Not logged inRybka Chess Community Forum
Up Topic Rybka Support & Discussion / Rybka Discussion / Rybka eval scores vs winning % (actually Elo)
- - By Vasik Rajlich (Silver) Date 2008-08-10 13:21
Larry comments about this topic (also added to the FAQ):

> Quick question: what is in your view the best mapping between Rybka scores
> and winning percentages?
>


     It wasn't a quick question, I had to compile a lot of data to answer
it. The simplest reasonable assumption to make is that Rybka's score is
proportional to the Elo rating difference (which you know how to convert to
a percentage). I think it's a good enough assumption for most practical
purposes. Then, based on 8 ply monte carlo data I've got from a variety of
positions from opening, middlegame, and endgame (but with most of the pawns
on the board), I recorded the ratio of elo points to advantage in pawns for
those positions (21 of them) that showed more than 150 Elo difference in the
results. The ratios ranged from 180 to 385 and averaged 280.7. However in
general the ratio rises with depth, a one pawn advantage being more certain
to win with more depth. Probably for real time games the figure would be at
least 300. So roughly we can say that each centipawn of Rybka eval is worth
3 Elo points on average. My earlier work on opening evals of the different
versions used 2.5 Elo per centipawn, but this value was pretty much just
based on the opening position, so I would have much more confidence in the 3
Elo figure.
Parent - - By George Tsavdaris (****) Date 2008-08-10 16:30 Edited 2008-08-10 16:32
Hmm this is interesting.

>I recorded the ratio of elo points to advantage in pawns for those positions (21 of them) that showed more than 150 Elo difference in the results.


I guess he means the ratio of the difference of ELO points.

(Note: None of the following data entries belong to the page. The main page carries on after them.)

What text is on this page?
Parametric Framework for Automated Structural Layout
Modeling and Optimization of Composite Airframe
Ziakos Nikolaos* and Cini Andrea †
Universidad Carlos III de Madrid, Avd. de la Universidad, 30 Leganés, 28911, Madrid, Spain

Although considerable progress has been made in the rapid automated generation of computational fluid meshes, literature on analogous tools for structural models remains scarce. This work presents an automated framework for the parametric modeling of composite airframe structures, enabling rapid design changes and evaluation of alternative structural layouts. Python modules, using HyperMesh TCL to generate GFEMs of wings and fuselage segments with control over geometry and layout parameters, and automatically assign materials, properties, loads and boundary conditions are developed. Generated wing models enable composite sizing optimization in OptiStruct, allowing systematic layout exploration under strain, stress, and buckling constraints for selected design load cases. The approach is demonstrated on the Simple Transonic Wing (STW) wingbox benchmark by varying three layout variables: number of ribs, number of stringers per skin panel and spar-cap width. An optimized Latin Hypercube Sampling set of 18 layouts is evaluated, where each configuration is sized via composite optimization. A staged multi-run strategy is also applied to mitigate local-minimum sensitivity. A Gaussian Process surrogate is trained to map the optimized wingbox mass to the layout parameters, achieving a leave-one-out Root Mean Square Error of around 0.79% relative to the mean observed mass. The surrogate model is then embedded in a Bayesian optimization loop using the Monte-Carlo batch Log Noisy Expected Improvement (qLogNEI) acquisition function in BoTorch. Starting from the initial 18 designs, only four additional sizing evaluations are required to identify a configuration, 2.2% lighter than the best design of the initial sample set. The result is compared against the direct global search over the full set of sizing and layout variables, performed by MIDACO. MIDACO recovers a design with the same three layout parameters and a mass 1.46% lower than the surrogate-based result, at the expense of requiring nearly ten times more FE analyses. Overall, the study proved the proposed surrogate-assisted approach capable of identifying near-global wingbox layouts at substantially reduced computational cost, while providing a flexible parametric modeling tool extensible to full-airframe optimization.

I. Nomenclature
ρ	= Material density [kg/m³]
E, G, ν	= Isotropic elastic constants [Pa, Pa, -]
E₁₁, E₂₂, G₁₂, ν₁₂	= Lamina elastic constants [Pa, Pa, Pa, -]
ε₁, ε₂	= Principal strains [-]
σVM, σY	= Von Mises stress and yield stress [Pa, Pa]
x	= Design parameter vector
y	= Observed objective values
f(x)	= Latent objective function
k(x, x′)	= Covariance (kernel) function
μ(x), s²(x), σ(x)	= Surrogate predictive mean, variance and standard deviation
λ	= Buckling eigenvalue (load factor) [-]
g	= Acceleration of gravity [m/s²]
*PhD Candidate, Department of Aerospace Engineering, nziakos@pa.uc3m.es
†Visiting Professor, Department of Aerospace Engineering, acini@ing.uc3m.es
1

>My earlier work on opening evals of the different versions used 2.5 Elo per centipawn, but this value was pretty much just based on the opening  position, so I would have much more confidence in the 3 Elo figure.


Oh, i've made a table for that:


% expected score | Rybka's eval | % probability difference of winning from the probability the opponent has.
      55 %           0.12            10 %
      60 %           0.23            20 %
      65 %           0.36            30 %
      70 %           0.49            40 %
      75 %           0.64            50 %
      80 %           0.80            60 %
      85 %           1.00            70 %
      90 %           1.27            80 %
      95 %           1.71            90 %
      98 %           2.25            96 %


Also:
  
  Rybka's eval | % expected score | % probability difference of winning from the probability the opponent has.
       0.01         50.43 %            0.86  %
       0.10         54.3 %             8.6  %
       0.20         58.5 %             17.1  %
       0.30         62.7 %             25.3  %
       0.40         66.6 %             33.2  %
       0.50         70.3 %             40.7  %
       0.80         79.9 %             59.8  %
       0.90         82.6 %             65.1  %
       1.00         84.9 %             69.8  %
       1.10         87.0 %             74.0  %
       1.20         88.8 %             77.6  %
       1.30         90.4 %             80.8  %
       1.40         91.8 %             83.6  %
       1.50         93.0 %             86.0  %
       1.60         94.1 %             88.1  %


Tables are based on the assumptions:
•Rybka's evaluation score is proportional to the ELO rating difference.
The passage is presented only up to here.